Abstract:
Lipid vesicles are widely used for drug and gene delivery, but their structural instability reduces in vivo efficacy and requires specialized handling. To address these limitations, strategies like lipid cross-linking and polymer-lipid conjugation are suggested to enhance stability and biological efficacy. However, the in vivo metabolism of these altered lipids remains unclear, necessitating further studies. A new stabilization technique without chemical modification is urgently needed. Here, a bio-mimetic approach for fabricating robust multilamellar lipid vesicles to enhance in vivo delivery and stabilization of protein antigens is presented. This method leverages 1-O-acylceramide, a natural skin lipid, to facilitate the self-assembly of lipid nanovesicles. Incorporating 1-O-acylceramide, anchoring lipid bilayers akin to its role in the stratum corneum, provides excellent stability under environmental stresses, including freeze-thaw cycles. Encapsulating ovalbumin as a model antigen and the adjuvant monophosphoryl lipid A demonstrates the vesicle\'s potential as a nanovaccine platform.
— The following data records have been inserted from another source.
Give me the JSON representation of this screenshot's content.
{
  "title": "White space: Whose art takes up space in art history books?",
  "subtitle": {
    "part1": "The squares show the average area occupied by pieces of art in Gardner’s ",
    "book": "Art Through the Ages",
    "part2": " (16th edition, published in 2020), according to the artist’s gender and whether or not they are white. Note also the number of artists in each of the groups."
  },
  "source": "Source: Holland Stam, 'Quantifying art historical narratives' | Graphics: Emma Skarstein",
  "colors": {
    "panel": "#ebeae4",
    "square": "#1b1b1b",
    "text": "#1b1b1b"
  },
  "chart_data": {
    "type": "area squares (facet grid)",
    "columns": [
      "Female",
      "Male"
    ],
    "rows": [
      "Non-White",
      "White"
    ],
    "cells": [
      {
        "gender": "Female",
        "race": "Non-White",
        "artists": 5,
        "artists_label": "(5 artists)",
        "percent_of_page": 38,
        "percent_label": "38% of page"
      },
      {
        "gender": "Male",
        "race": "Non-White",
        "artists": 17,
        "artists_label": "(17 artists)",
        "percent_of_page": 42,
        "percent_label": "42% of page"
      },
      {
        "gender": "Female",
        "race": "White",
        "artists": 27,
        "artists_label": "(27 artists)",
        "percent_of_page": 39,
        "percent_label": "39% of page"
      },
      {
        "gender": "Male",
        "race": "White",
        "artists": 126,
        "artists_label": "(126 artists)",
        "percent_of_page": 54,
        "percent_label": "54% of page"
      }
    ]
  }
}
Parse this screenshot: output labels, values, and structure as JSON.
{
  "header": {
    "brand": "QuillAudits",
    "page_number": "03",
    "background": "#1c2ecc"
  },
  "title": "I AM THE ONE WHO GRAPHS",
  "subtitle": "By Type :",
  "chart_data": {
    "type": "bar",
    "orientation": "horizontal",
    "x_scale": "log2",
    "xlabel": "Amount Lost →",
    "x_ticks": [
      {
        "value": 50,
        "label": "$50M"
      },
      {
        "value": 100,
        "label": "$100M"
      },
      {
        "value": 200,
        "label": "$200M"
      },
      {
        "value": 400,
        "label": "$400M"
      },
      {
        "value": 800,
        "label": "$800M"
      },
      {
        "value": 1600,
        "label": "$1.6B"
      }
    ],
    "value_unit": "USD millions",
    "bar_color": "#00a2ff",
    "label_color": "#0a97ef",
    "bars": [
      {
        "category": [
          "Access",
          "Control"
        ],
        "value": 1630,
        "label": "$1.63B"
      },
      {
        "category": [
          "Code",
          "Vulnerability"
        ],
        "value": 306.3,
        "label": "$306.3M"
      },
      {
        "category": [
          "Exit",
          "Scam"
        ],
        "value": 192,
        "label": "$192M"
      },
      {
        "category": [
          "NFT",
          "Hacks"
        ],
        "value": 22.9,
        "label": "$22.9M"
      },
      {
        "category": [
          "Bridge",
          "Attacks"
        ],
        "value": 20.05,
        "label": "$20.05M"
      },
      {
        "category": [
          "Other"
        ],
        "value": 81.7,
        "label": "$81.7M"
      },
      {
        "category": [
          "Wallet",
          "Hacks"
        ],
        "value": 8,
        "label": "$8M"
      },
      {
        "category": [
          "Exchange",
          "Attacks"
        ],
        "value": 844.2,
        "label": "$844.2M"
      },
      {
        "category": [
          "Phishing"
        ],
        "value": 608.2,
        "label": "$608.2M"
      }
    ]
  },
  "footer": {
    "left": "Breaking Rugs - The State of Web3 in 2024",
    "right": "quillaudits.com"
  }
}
In vitro studies show enhanced immune responses with both unilamellar and multilamellar vesicles, but in vivo analyses highlight the superior efficiency of multilamellar vesicles in inducing higher antibody and cytokine levels. This work suggests ceramide-induced multilamellar lipid vesicles as an effective nanovaccine platform for enhanced antigen delivery and stability.
摘要:
脂质囊泡已广泛用于药物和基因递送,但它们的结构不稳定性降低了体内功效,需要专门处理运输和储存。为了解决这些限制,已经提出了诸如脂质交联和聚合物-脂质缀合的策略来增强囊泡稳定性并改善生物学功效。然而,体内代谢的化学变化的脂质仍不清楚,促使需要对其实际应用进行广泛的研究。因此,迫切需要一种无需化学改性的新稳定技术。这里,我们提出了一种生物模拟方法来制造强大的多层脂质囊泡,这大大增强了蛋白质抗原的体内递送和稳定性。我们的新方法利用1-O-酰基神经酰胺,天然存在于皮肤中的脂质,以促进脂质纳米囊泡的自组装。掺入1-O-酰基神经酰胺,锚定脂质双层的作用类似于它在角质层中的作用,在环境压力下赋予多层囊泡优异的稳定性,包括反复的冻融循环。卵清蛋白作为模型抗原和佐剂单磷酰脂质A的封装证明了杂合囊泡作为纳米疫苗平台的潜力。体外细胞研究表明,单层和多层囊泡都能增强免疫反应,但是在体内分析中,多层囊泡在诱导更高水平的抗体和细胞因子分泌方面明显更有效。这项工作表明神经酰胺诱导的多层脂质囊泡作为有效的纳米疫苗平台,有希望的增强抗原递送和稳定性,以改善体内抗原交叉呈递。本文受版权保护。保留所有权利。